KKR & Co., the private-equity firm led by Henry Kravis and George Roberts, is seeking $2 billion for its second fund making infrastructure investments globally as it looks to profit from a void left by traditional lenders.
KKR Global Infrastructure Investors II LP is trying to gather about twice as much as the prior fund raised in 2012, according to two people with knowledge of the plans, who asked not to be identified because the information is private. The fund will primarily invest in renewable energy, pipelines, utilities and transportation-related assets, one of the people said.
The New York-based firm, which Roberts and his cousin Kravis started in 1976 with Jerome Kohlberg to do leveraged buyouts, is gathering capital as investors increasingly turn to asset classes that promise steady cash flow and a hedge against inflation. Japan’s Government Pension Investment Fund will invest as much as $2.7 billion in infrastructure over the next five years as its moves away from low-yielding domestic bonds, and the California Public Employees’ Retirement System, the largest U.S. public pension plan, in February raised its infrastructure target to 3 percent from 2 percent.
“Funds created in the early 2000s targeting infrastructure were formed by banks,” said Glen Matsumoto, a partner at EQT Partners AB, which last year raised 1.925 billion euros ($2.7 billion) for its second infrastructure fund. “Private-equity firms continue to look at this space as a natural extension of their core buyout business. However, the need for the right combination of project financing experience and PE investment skills has made it less than a slam dunk for firms to succeed.”
Kristi Huller, a KKR spokeswoman, declined to comment on fundraising. The firm oversees $94.3 billion in private-equity funds, real estate, credit investments and other assets.
Non-bank sources of money are becoming increasingly important in financing infrastructure projects as banks adapt to heightened capital standards and governments seek to fix their balance sheets, according to a report last year by PwC, the network of accounting and consulting firms.
“Banks are continuing to lend but will likely be unable to meet the financing demands of a growing project pipeline,” according to the PwC report. “It is now clear that institutional investors are keen to support the infrastructure market.”

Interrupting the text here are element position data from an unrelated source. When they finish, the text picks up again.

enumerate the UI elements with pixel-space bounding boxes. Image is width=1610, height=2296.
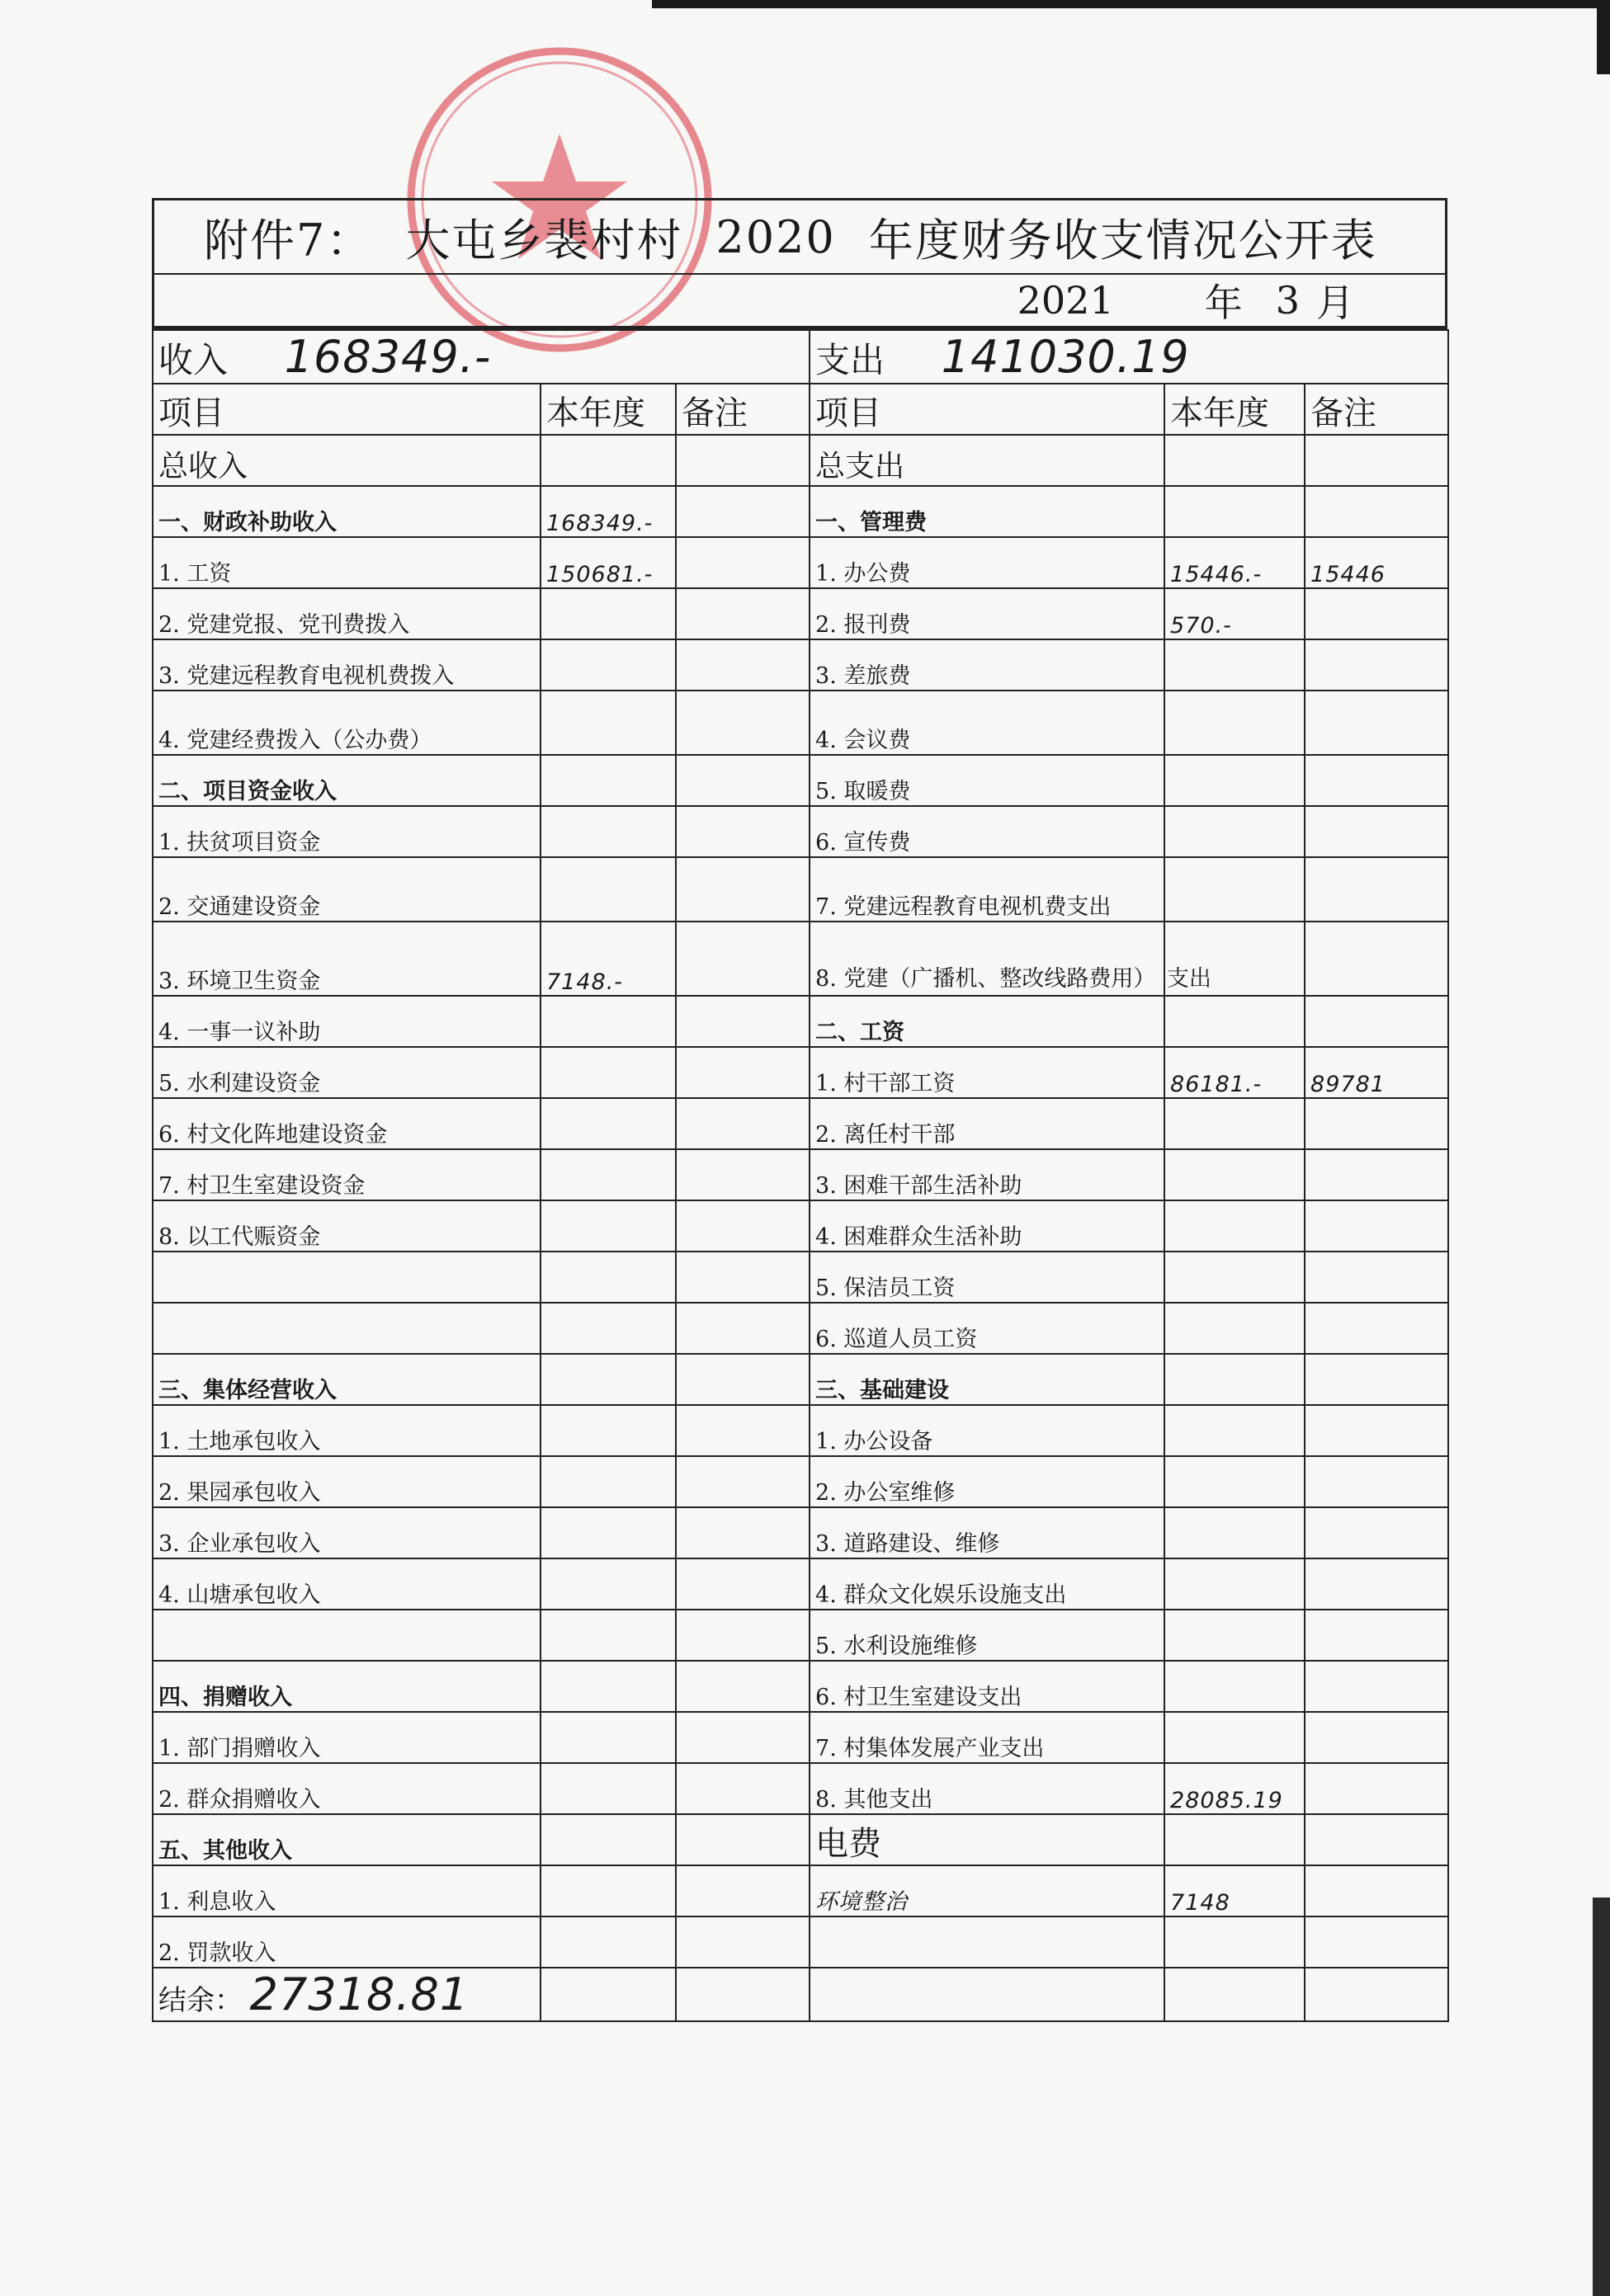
right-item-value <box>1164 1354 1305 1405</box>
right-item-label: 7. 村集体发展产业支出 <box>810 1712 1164 1763</box>
left-item-value <box>541 639 676 691</box>
balance-label: 结余： <box>158 1984 243 2017</box>
right-item-label: 8. 其他支出 <box>810 1763 1164 1814</box>
left-item-label: 五、其他收入 <box>153 1814 541 1865</box>
table-row <box>153 1865 1448 1916</box>
left-item-value <box>541 1456 676 1507</box>
scan-edge-top <box>652 0 1610 8</box>
left-item-value <box>541 691 676 755</box>
table-row <box>153 1354 1448 1405</box>
right-item-remark <box>1305 1814 1448 1865</box>
left-item-remark <box>676 1916 810 1968</box>
left-item-remark <box>676 1354 810 1405</box>
expense-value: 141030.19 <box>941 331 1190 383</box>
left-item-value <box>541 1354 676 1405</box>
left-item-label: 二、项目资金收入 <box>153 755 541 806</box>
left-total-label: 总收入 <box>153 435 541 486</box>
left-item-value <box>541 1098 676 1149</box>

Bastion Infrastructure Group, the investment firm led by a former chief operating officer of Morgan Stanley’s infrastructure arm, is seeking $2 billion for a debut fund that will invest globally, Bloomberg News reported last year. I Squared Capital LLC, a New York-based private-equity firm also led by former executives of Morgan Stanley’s infrastructure unit, is seeking a similar amount.
KKR’s debut infrastructure fund, which started buying assets in 2011, is 60 percent to 70 percent invested, said the person familiar. Vincent Policard, a London-based director at KKR, told Bloomberg News in 2012 it’s targeting annual returns of 10 percent to 15 percent.
The private-equity firm has invested in parking, alternative energy, district heating and contracted electricity generation, water and wastewater and telecommunications infrastructure, according to a U.S. Securities and Exchange Commission filing. KKR last month announced an investment in European Locomotive Leasing.
KKR had also raised about $1.4 billion through co-investment funds to invest in the industry as of Dec. 31, according to an SEC filing.